= Rui Moreira Lima =

Rui Barbosa Moreira Lima (June 12, 1919 – August 13, 2013) was a Brazilian military fighter pilot. At the beginning of 2013, he was one of only three fighter pilots veterans of Brazilian participation in World War II still alive.

Lima was born in Colinas. He was a member of the 1st Fighter Aviation Group (GAvCa) fighter pilot squadron of the Brazilian Air Force during World War II. During combat, he performed 94 missions. The first took place on November 6, 1944, and the last on May 1, 1945.

Moreover, he was commander of the Air Base Santa Cruz between August 14, 1962, and April 2, 1964, when he was away after the military coup.

He is the author of the book Senta a Pua!, in which he gives an account of fighting in Mediterranean Theater in Italy. Subsequently, the book has a version in documentary with the same name.

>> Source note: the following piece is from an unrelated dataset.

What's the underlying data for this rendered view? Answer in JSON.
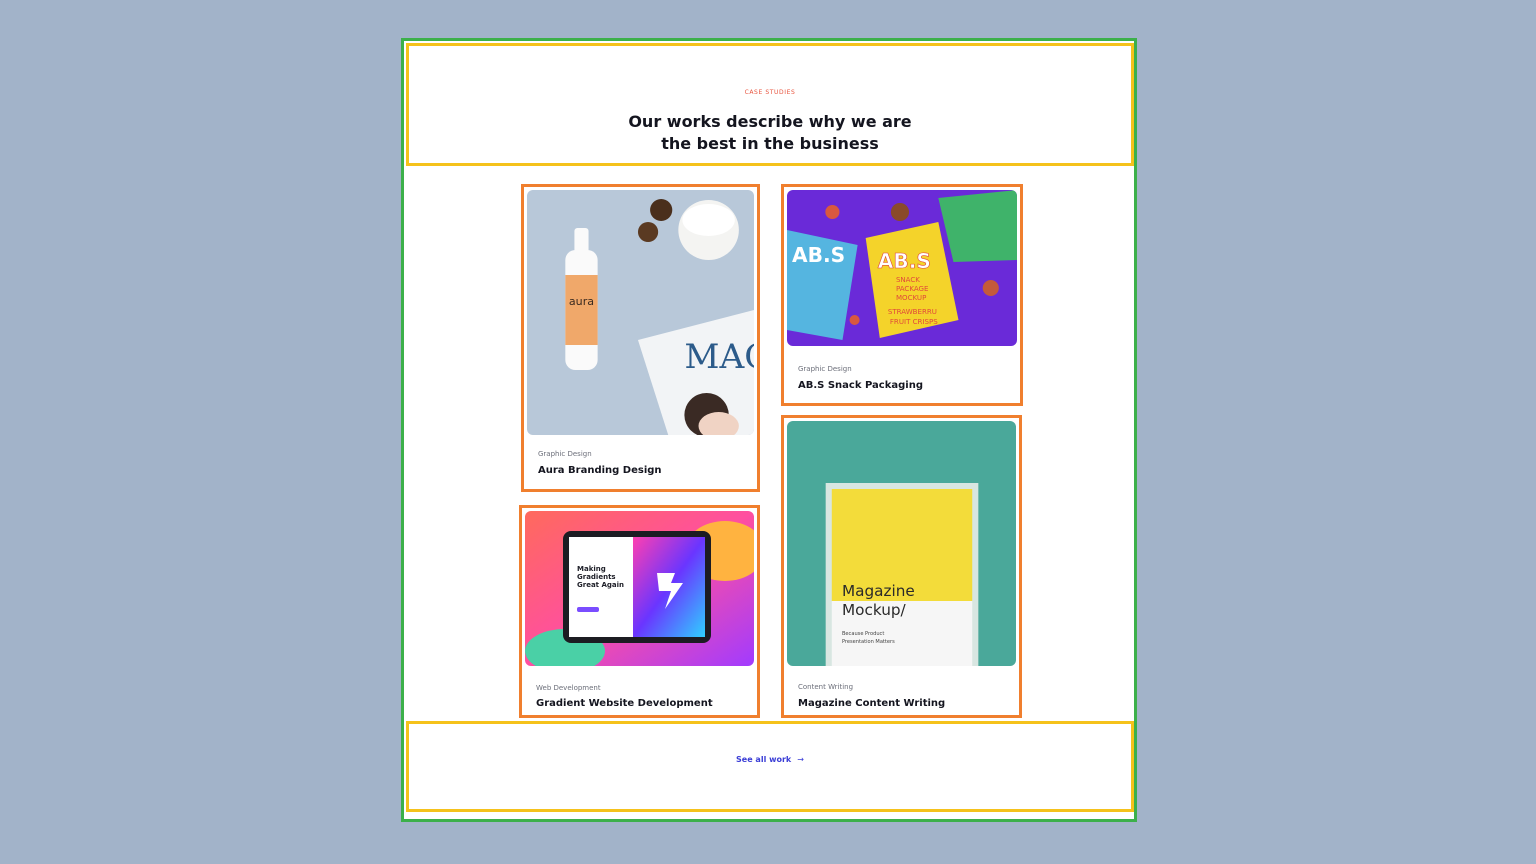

In his latest book, Rui Moreira Lima: The War Diary (Publisher Adler, 2008) – tells of his first war mission until his last mission.

Until his death at Rio de Janeiro, aged 94, Lima had been struggling for amnesty.

==Honors==
- Cruz de Aviação fita A
- Medalha da Campanha da Itália
- Presidential Unit Citation
- Medalha de Campanha do Atlantico Sul

==Books==
- Senta a pua!, 1980.
- Rui Moreira Lima: O Diário de Guerra, 2008.